18. An in vitro method for predicting whether a patient would be responsive to a treatment with an anti-HER2 antibody or a HER2 blocking agent comprising determining the expression level of at least 4 genes in a biological sample of said patient, wherein said genes are GPR22, PEX19, GRHL2 and DERL1.

19. The method of claim 18, wherein the patient has a HER2-positive cancer.

20. The method of claim 18, wherein the patient has breast cancer.

21. The method of claim 18, wherein the HER2 blocking agent is an anti-HER2 antibody.

22. The method of claim 21, wherein the anti-HER2 antibody is trastuzumab.

23. The method of claim 18, wherein said method predicts whether a patient would be responsive to a treatment with a HER2 blocking agent in combination with a taxane.

24. The method of claim 18, further comprising the step of comparing the combined expression level of said genes with reference values obtained from responder and non-responder groups of patients.

25. The method of claim 18, wherein the biological sample is a diseased tissue sample.

26. The method of claim 18, wherein the expression level is determined by quantifying the level of mRNA of said genes in the biological sample.

27. The method of claim 26, wherein the expression level is determined by real-time quantitative or semi-quantitative RT-PCR.

28. The method of claim 26, wherein the expression level is determined using a DNA chip.

29. The method of claim 18, further comprising determining the expression level of the transcripts listed in Table B, or of a subcombination thereof.

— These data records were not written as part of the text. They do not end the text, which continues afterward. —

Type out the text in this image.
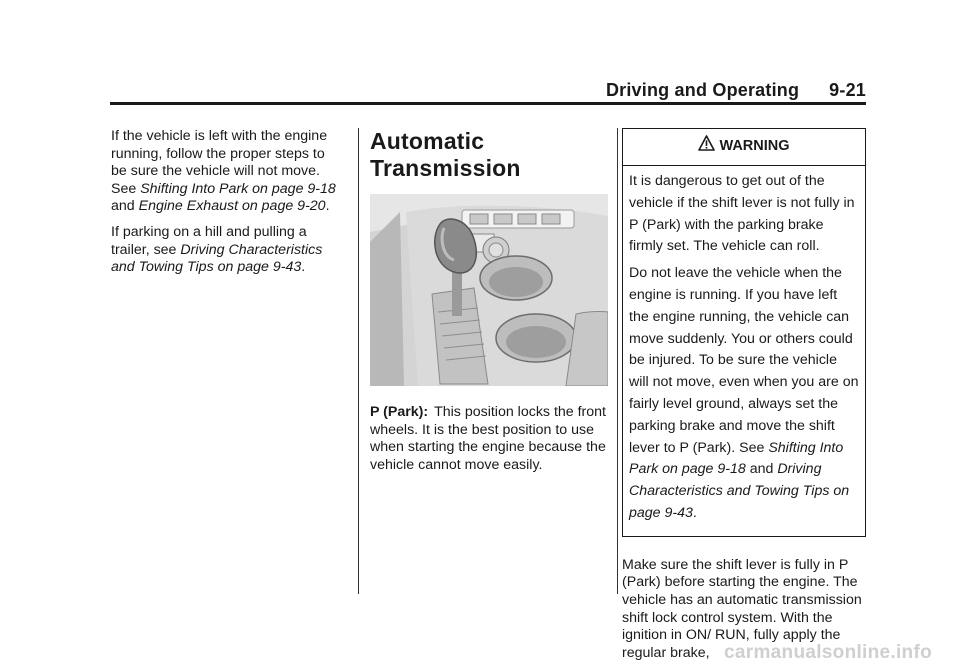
Driving and Operating 9-21

If the vehicle is left with the engine running, follow the proper steps to be sure the vehicle will not move. See Shifting Into Park on page 9-18 and Engine Exhaust on page 9-20.

If parking on a hill and pulling a trailer, see Driving Characteristics and Towing Tips on page 9-43.

Automatic Transmission
P (Park): This position locks the front wheels. It is the best position to use when starting the engine because the vehicle cannot move easily.
WARNING

It is dangerous to get out of the vehicle if the shift lever is not fully in P (Park) with the parking brake firmly set. The vehicle can roll.

Do not leave the vehicle when the engine is running. If you have left the engine running, the vehicle can move suddenly. You or others could be injured. To be sure the vehicle will not move, even when you are on fairly level ground, always set the parking brake and move the shift lever to P (Park). See Shifting Into Park on page 9-18 and Driving Characteristics and Towing Tips on page 9-43.

Make sure the shift lever is fully in P (Park) before starting the engine. The vehicle has an automatic transmission shift lock control system. With the ignition in ON/ RUN, fully apply the regular brake, carmanualsonline.info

30. The method of claim 26, further comprising determining the expression level of any or all of the transcripts listed in Table C.

31. A DNA chip comprising a solid support which comprises nucleic acids that are specific to GPR22, PEX19, GRHL2 and DERL1 genes.

32. The chip of claim 31, said chip further comprising nucleic acids that are specific to any or all of the transcripts listed in Table B, or a subcombination thereof.

33. The chip of claim 32, said chip further comprising nucleic acids that are specific to any or all of the transcripts listed in Table C.

34. A method for treating a patient with a HER2-related disease, which method comprises: predicting whether a patient would be responsive to a treatment with an anti-HER2 antibody, which method comprises determining the expression level of at least 4 genes in a biological sample of said patient, wherein said genes are GPR22, PEX19, GRHL2 and DERL1, which classifies as responder to a treatment with a HER2 blocking agent and administering a HER2 specific antibody to a patient classified as a responder.

35. The method of claim 34, wherein the HER2-related disease is cancer.